Our biggest challenge was to create a sense of relevance for potential readers. Why bother reading election analysis if the result is a foregone conclusion? What’s more, a draining media frenzy meant we had to find a way of making our point without simply adding to the noise. So we made full use of The Economist’s well-known wit to shapeshift at the right moments and for the right channels, matching the rhythm of the election and borrowing the language of political discourse to make cutting observations, often in real time.

Creative Execution

We harnessed the power of context to reach potential readers wherever the conversation was happening. That meant making our message bespoke to any channel we popped up in. We appeared in Snapchat with vibrant animation to mock partisanship and mimicked ballot box papers in press ads. We even worked through the night to create reactive outdoor on departure boards at King’s Cross that displayed how destinations from the station had voted, mere hours before. So while the early commuters tried to work out what the results meant, we were already offering insight. Although that did mean that at 04:30, we were still working out what our messages would be! The intelligence of the campaign was arguably best reflected by our focused use of what is traditional awareness channels. Whether using outdoor, social, press or TV, the campaign nudged people to request a free copy or subscribe at every juncture.

Results

The success of the campaign took many by surprise - even our competitors decided to charge The Economist more to use the advertising space in their publications and on their websites because of the success of our ads. But it was the number of new subscribers that really caught our attention. From a campaign that set out to offer everyone a sample of The Economist, 2,878 actually chose to subscribe instead – delivering a ROMI of £6.65:1. We also benefitted from learnings we gleaned experimenting with how traditional awareness channels could drive direct response. Coaxing direct subscriptions from press and outdoor whilst managing lower CPAs than ever in TV, despite a higher media spend. Meanwhile, our first foray into Snapchat achieved an incredible 81,000 clicks, introducing a new audience to the brand in a remarkably cost-effective manner with CPAs running at 33% less than our benchmark for digital channels.

For this year’s surprise General Election in the UK, we helped The Economist harness a pertinent moment in time. Through an array of channels we not only helped define the role of the title during a key geopolitical event but, crucially, drive direct response and thousands of new paying subscribers.

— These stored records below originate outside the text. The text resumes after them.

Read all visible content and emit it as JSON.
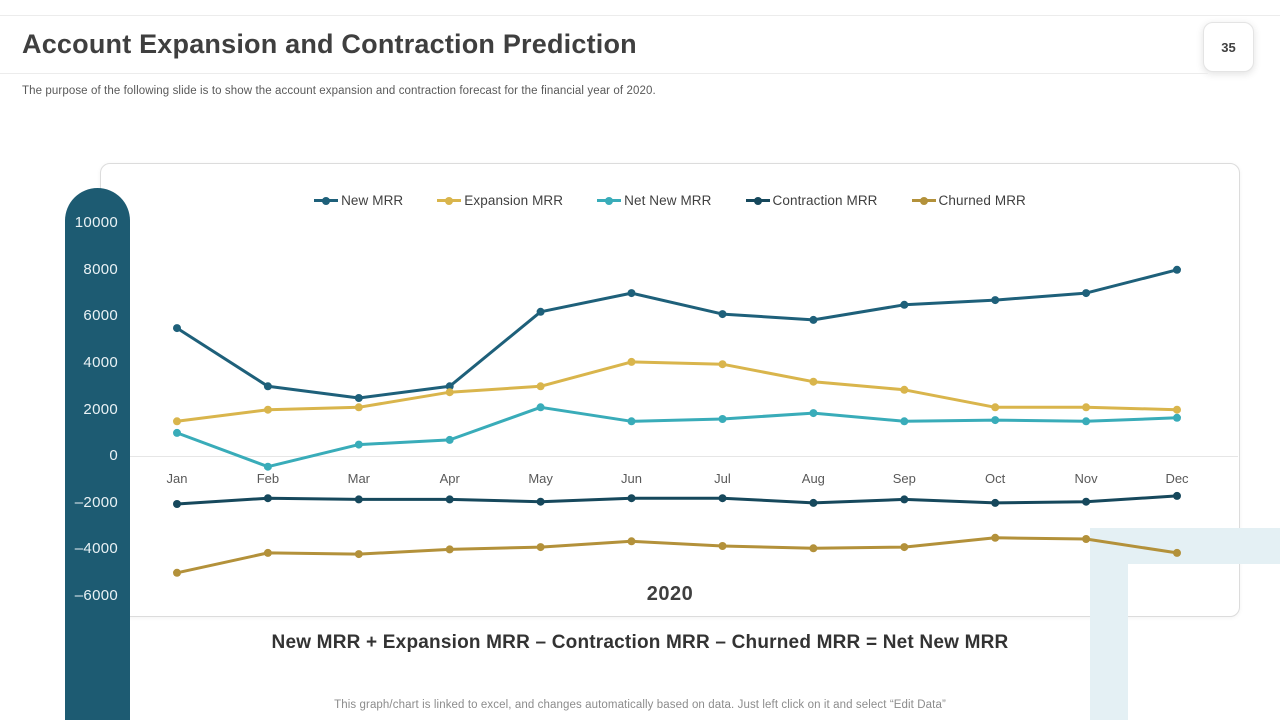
{
  "header": {
    "title": "Account Expansion and Contraction Prediction",
    "subtitle": "The purpose of the following slide is to show the account expansion and contraction forecast for the financial year of 2020.",
    "slide_number": "35"
  },
  "chart_data": {
    "type": "line",
    "title": "2020",
    "xlabel": "",
    "ylabel": "",
    "categories": [
      "Jan",
      "Feb",
      "Mar",
      "Apr",
      "May",
      "Jun",
      "Jul",
      "Aug",
      "Sep",
      "Oct",
      "Nov",
      "Dec"
    ],
    "y_ticks": [
      10000,
      8000,
      6000,
      4000,
      2000,
      0,
      -2000,
      -4000,
      -6000
    ],
    "ylim": [
      -6500,
      10500
    ],
    "grid": "zero-line-only",
    "legend_position": "top",
    "series": [
      {
        "name": "New MRR",
        "color": "#1E607A",
        "values": [
          5500,
          3000,
          2500,
          3000,
          6200,
          7000,
          6100,
          5850,
          6500,
          6700,
          7000,
          8000
        ]
      },
      {
        "name": "Expansion MRR",
        "color": "#D9B54C",
        "values": [
          1500,
          2000,
          2100,
          2750,
          3000,
          4050,
          3950,
          3200,
          2850,
          2100,
          2100,
          2000
        ]
      },
      {
        "name": "Net New MRR",
        "color": "#39ACB9",
        "values": [
          1000,
          -450,
          500,
          700,
          2100,
          1500,
          1600,
          1850,
          1500,
          1550,
          1500,
          1650
        ]
      },
      {
        "name": "Contraction MRR",
        "color": "#16485C",
        "values": [
          -2050,
          -1800,
          -1850,
          -1850,
          -1950,
          -1800,
          -1800,
          -2000,
          -1850,
          -2000,
          -1950,
          -1700
        ]
      },
      {
        "name": "Churned MRR",
        "color": "#B3913A",
        "values": [
          -5000,
          -4150,
          -4200,
          -4000,
          -3900,
          -3650,
          -3850,
          -3950,
          -3900,
          -3500,
          -3550,
          -4150
        ]
      }
    ],
    "period_label": "2020"
  },
  "formula_text": "New MRR + Expansion MRR – Contraction MRR – Churned MRR = Net New MRR",
  "footer_note": "This graph/chart is linked to excel, and changes automatically based on data. Just left click on it and select “Edit Data”",
  "colors": {
    "axis_pill": "#1D5B72",
    "axis_tick_text": "#EAF2F5",
    "deco_accent": "#E4F0F4",
    "zero_line": "#E6E6E6",
    "card_border": "#DCDCDC",
    "title_text": "#3F3F3F",
    "subtitle_text": "#595959",
    "footer_text": "#8C8C8C"
  }
}
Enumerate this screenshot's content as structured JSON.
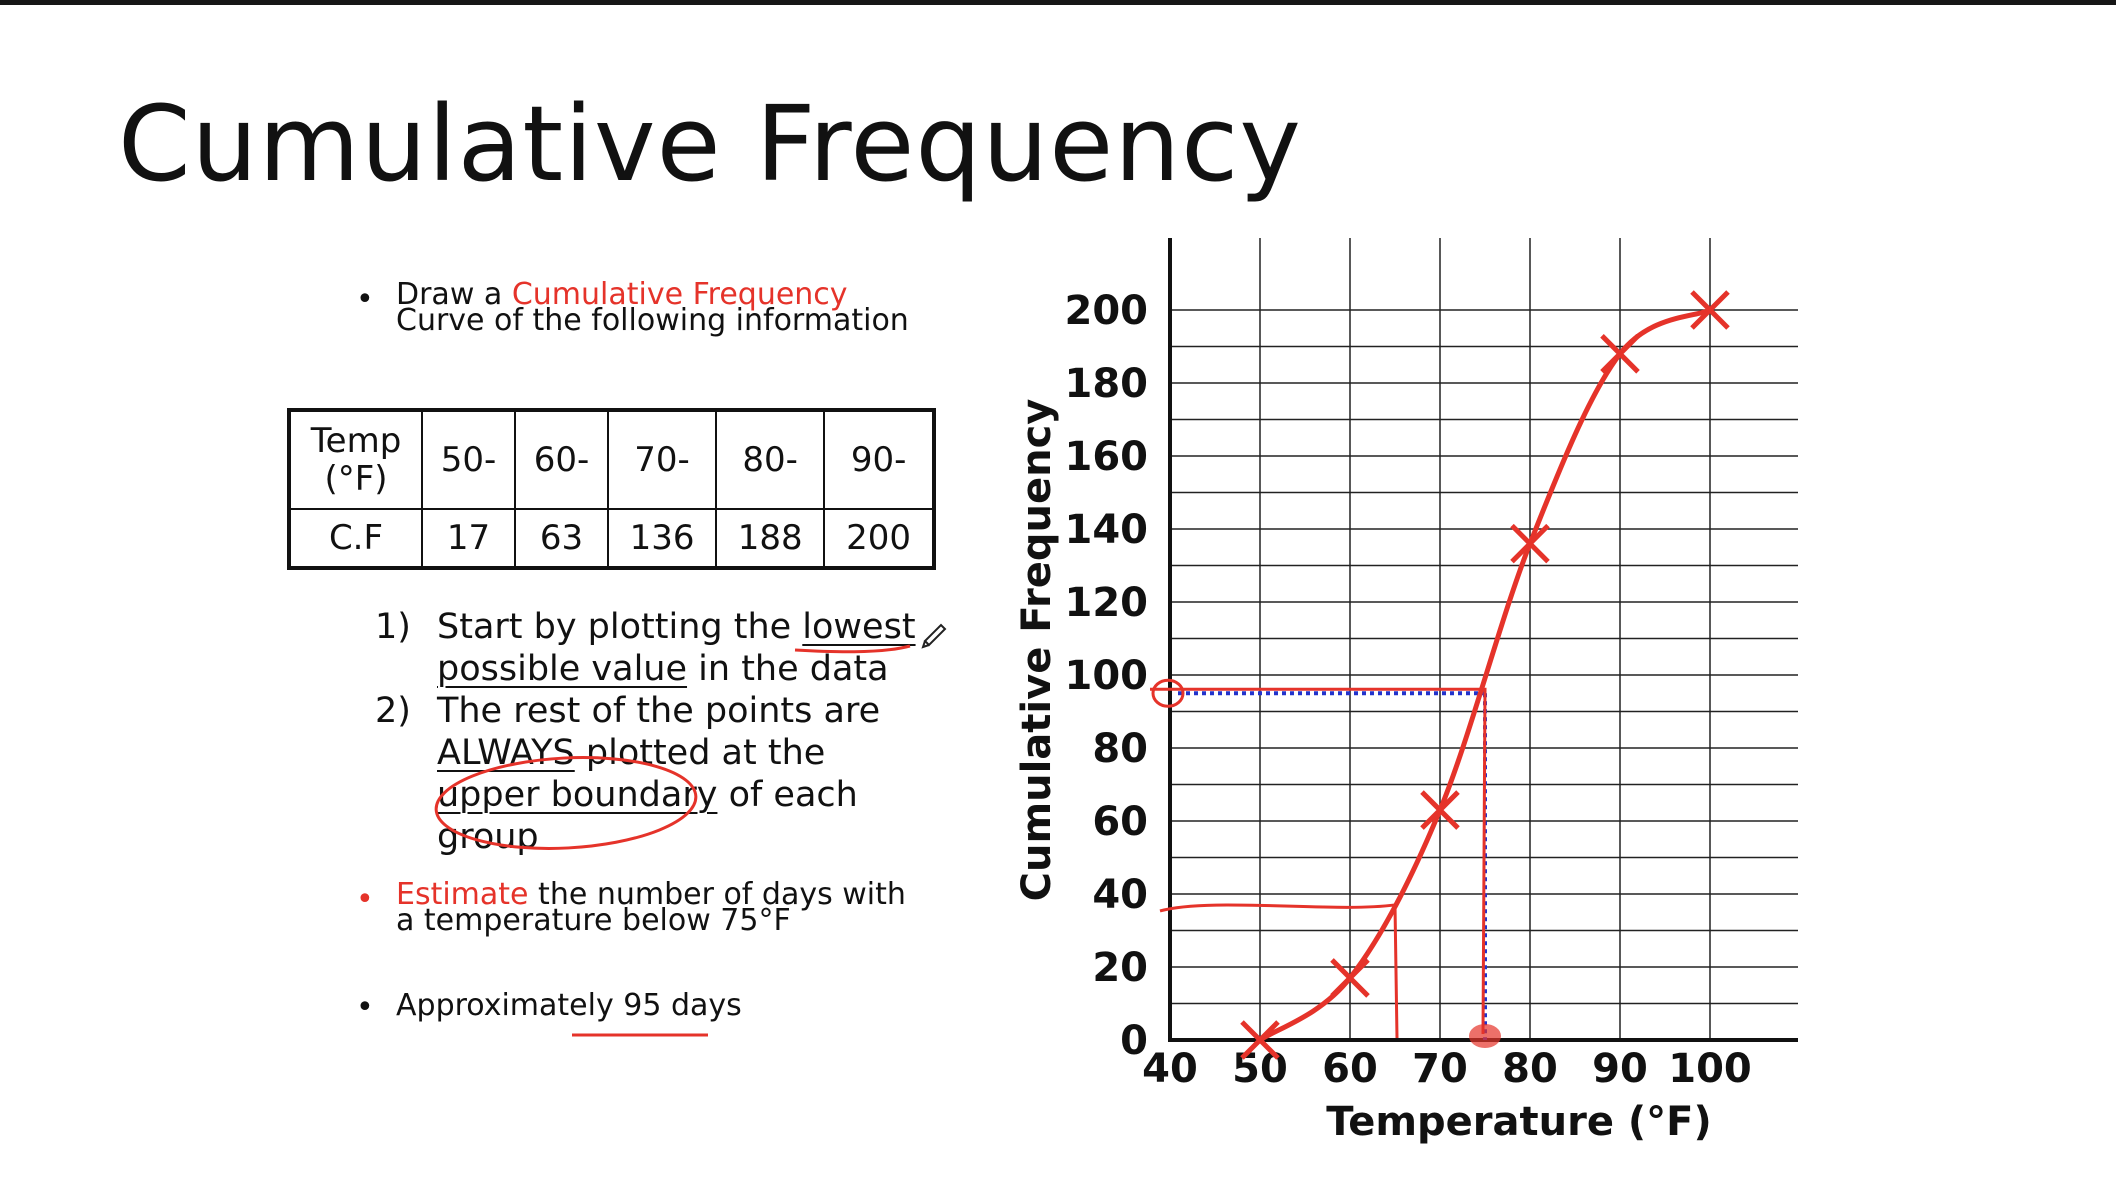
{
  "slide": {
    "title": "Cumulative Frequency"
  },
  "bullets": {
    "draw_prefix": "Draw a ",
    "draw_emph": "Cumulative Frequency",
    "draw_line2": "Curve of the following information",
    "estimate_emph": "Estimate",
    "estimate_rest": " the number of days with",
    "estimate_line2": "a temperature below 75°F",
    "answer_prefix": "Approximately ",
    "answer_value": "95 days"
  },
  "table": {
    "header_label_line1": "Temp",
    "header_label_line2": "(°F)",
    "row_label": "C.F",
    "groups": [
      "50-",
      "60-",
      "70-",
      "80-",
      "90-"
    ],
    "values": [
      "17",
      "63",
      "136",
      "188",
      "200"
    ]
  },
  "steps": [
    {
      "number": "1)",
      "line1_pre": "Start by plotting the ",
      "line1_ul": "lowest",
      "line2_ul": "possible value",
      "line2_post": " in the data"
    },
    {
      "number": "2)",
      "line1": "The rest of the points are",
      "line2_ul": "ALWAYS",
      "line2_post": " plotted at the",
      "line3_ul": "upper boundary",
      "line3_post": " of each",
      "line4": "group"
    }
  ],
  "chart_data": {
    "type": "line",
    "xlabel": "Temperature (°F)",
    "ylabel": "Cumulative Frequency",
    "xlim": [
      40,
      100
    ],
    "ylim": [
      0,
      200
    ],
    "x_ticks": [
      40,
      50,
      60,
      70,
      80,
      90,
      100
    ],
    "y_ticks": [
      0,
      20,
      40,
      60,
      80,
      100,
      120,
      140,
      160,
      180,
      200
    ],
    "grid": true,
    "points": [
      {
        "x": 50,
        "y": 0
      },
      {
        "x": 60,
        "y": 17
      },
      {
        "x": 70,
        "y": 63
      },
      {
        "x": 80,
        "y": 136
      },
      {
        "x": 90,
        "y": 188
      },
      {
        "x": 100,
        "y": 200
      }
    ],
    "estimate": {
      "x": 75,
      "y": 95
    },
    "colors": {
      "curve": "#e5332a",
      "guide": "#2233cc",
      "axis": "#111111",
      "grid": "#222222"
    }
  }
}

When Theresa May called a surprise General Election, the media started to forecast a foregone conclusion that gave people no space to think for themselves. People were actually being encouraged to switch off. However, The Economist battles against default thinking. So we went all out to make sure people made their own decisions, in the face of being told they didn’t need to. So as events unfolded, wherever they turned, The Economist was on hand to offer voters cutting perspective and a free copy of the newspaper to inform their vote. We’ve also found that people have an ‘Economist epiphany’, if we can just get them to sample the content. So we set out to offer everyone in Britain free access to The Economist. To jolt a numbed electorate and get them reading our election coverage, we reacted to developments in the real world in near real time.